Stuttgart. Die Landesregierung will fast drei Viertel der EFRE-Mittel für Forschung, technologische Entwicklung und Innovation einsetzen. Von diesen Zuschüssen der EU aus dem Europäischen Fonds für regionale Entwicklung (EFRE) profitiere auch der Ländliche Raum in vielfacher Hinsicht.
Das Land konzentriere sich auch auf die Verringerung der CO2-Emmissionen, weshalb rund 26 Prozent der Fördermittel unmittelbar auf Maßnahmen zur Unterstützung der Energiewende zielen, sagte Agrarminister Alexander Bonde (Grüne) am Mittwoch im Landtag. Die von Bundeskanzlerin Angela Merkel (CDU) verlangten Einsparungen im EU-Haushalt seien nicht zu Lasten Baden-Württembergs gegangen, erklärte der Grünen-Politiker.
Durch die höheren Zuschüsse komme Baden-Württemberg seinem Ruf als „innovativste Region Europas“ nach. Nach den vorläufigen Berechnungen des Bundeswirtschaftsministeriums erhält Baden-Württemberg in der Förderperiode 2014 bis 2020 rund 246 Millionen Euro aus dem Topf der EU. Dies sind mehr als 100 Millionen Euro mehr als in der laufenden Periode (143,4 Mio. Euro).
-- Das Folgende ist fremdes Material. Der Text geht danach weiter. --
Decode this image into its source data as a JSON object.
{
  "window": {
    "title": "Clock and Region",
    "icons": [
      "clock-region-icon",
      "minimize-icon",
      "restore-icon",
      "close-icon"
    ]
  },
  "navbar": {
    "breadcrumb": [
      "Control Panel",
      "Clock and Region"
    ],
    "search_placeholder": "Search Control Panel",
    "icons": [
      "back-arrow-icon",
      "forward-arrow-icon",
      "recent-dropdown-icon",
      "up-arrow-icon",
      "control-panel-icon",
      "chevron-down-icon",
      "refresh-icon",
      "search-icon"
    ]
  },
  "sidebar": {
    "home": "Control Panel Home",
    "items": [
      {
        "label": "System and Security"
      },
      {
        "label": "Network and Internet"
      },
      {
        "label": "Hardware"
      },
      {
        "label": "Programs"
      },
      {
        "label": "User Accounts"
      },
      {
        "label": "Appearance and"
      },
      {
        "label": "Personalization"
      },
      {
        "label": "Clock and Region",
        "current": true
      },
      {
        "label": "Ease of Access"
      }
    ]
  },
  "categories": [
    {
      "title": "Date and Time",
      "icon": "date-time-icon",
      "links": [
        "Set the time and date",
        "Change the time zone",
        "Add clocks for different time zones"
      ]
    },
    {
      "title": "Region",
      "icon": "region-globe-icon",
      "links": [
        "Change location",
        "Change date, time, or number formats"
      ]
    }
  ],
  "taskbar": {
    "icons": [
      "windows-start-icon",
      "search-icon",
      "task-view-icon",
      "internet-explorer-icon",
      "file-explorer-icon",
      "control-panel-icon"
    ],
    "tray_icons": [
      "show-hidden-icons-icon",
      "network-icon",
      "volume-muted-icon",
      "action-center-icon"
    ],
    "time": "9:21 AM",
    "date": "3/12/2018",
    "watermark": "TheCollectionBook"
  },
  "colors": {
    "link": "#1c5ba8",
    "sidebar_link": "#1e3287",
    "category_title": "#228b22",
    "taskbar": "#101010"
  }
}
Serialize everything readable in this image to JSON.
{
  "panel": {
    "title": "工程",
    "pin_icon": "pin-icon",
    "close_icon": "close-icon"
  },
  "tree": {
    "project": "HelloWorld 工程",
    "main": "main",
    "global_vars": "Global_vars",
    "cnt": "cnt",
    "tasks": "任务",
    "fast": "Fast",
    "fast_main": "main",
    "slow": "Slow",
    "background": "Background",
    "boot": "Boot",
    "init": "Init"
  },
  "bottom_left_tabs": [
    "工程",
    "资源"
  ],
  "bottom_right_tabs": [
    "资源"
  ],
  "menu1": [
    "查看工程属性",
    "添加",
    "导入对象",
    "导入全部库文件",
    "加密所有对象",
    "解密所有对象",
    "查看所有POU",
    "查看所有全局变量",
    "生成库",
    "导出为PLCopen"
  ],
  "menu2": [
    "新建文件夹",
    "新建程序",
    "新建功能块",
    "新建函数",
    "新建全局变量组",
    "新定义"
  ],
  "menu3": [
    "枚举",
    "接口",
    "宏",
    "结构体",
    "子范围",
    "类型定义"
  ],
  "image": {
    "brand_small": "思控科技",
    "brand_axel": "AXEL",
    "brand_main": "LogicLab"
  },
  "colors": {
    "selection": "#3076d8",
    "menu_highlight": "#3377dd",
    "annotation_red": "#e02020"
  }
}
Verteilt werden die Mittel nach dem Beschluss des grün-roten Ministerrates auf die Ministerien Finanzen und Wirtschaft (40 %), Wissenschaft, Forschung und Kunst (20 %), Umwelt, Klima und Energiewirtschaft (20 %) sowie Ländlicher Raum und Verbraucherschutz (20%). Allerdings partizipieren Nordrhein-Westfalen (28,4 %), Berlin (14,9 %), Niedersachsen (10,9 %) und Bayern (11,6 %) deutlich mehr an dem Geld für Deutschland als der Südwesten (5,78 %). Die EU wolle in der neuen Förderperiode keinen Schwächenausgleich wie bisher, sondern den Ausbau der vorhandenen Stärken, erklärte Bonde.
Strukturell gehe das Land einen neuen Weg und sehe eine Teil der Mittel für landesweite Fachprogramme und für Maßnahmen vor, die über bottom-up-Prozesse definiert werden. Dieser Ansatz des Wettbewerbs RegioWin finde die Anerkennung der EU, erklärte Bonde. Bei RegioWin, wo elf Regionen im Südwesten ihre Ideen vertiefen wollen, ist eine breite Einbindung von regionalen Akteuren in Städten, Verbunden oder Landkreisen gefragt.
Bernd Murschel (Grüne) sprach von einem „wunderbaren Erfolg“; die von Bonde erreichten höheren Mittel ermöglichten dem Land „mehr Spielraum und Potenzial“, auch für den Klimaschutz. Damit könne auch die Wettbewerbsfähigkeit der Regionen gestärkt werden. Als „Lokomotiven für Europa“ sollten die Regionen auch künftig „gut aufgestellt“ bleiben.
Die höheren Mittel überraschten Friedlinde Gurr-Hirsch (CDU) nicht. „Da muss Baden-Württemberg mehr partizipieren“, sagte sie zum neuen Motiv der EU, Stärken und nicht mehr Schwächen ausgleichen zu wollen. Sie schüttete allerdings einen Wermutstropfen in den grünen Freudenbecher: „94 Prozent der EFRE-Mittel der EU sind nicht nach Baden-Württemberg geflossen.“ Für sie blieben viele Fragezeichen: So sei Grün-Rot bei der Energiewende „noch nicht viel gelungen“. Außerdem gebe es keine speziellen Förderansätze für den ländlichen Raum, kritisierte Gurr-Hirsch. Die frühere Staatssekretärin im Landwirtschaftsministerium forderte Grün-Rot zudem auf, Geld für die Co-Finanzierung im Landes-Etat bereitzustellen. „Wir wollen jede Euro aus Brüssel nutzen“, versprach Bonde.
100 Millionen Euro mehr EU-Mittel seien eine gute Nachricht, konstatierte Rita Haller-Haid (SPD). Sie erwartet, dass nun jede Region im Südwesten eine Innovations-Strategie entwickelt. Dies tue dem Land unabhängig von den Zuschüssen gut. RegioWin sei spitze für den ländlichen Bereich. Haller-Haid sprach sich auch für eine bessere Beratung in den Regierungspräsidenten aus; die Unternehmen müssten mehr Überblick über die Fördermöglichkeiten bekommen.
Friedrich Bullinger (FDP) forderte die Landesregierung auf, die Mittel sinnvoll in die Energieeffizienz einzusetzen. Er sieht in der EU-Förderung auch „Riesenchancen“ für Hochschulen und Forschungsinstitute.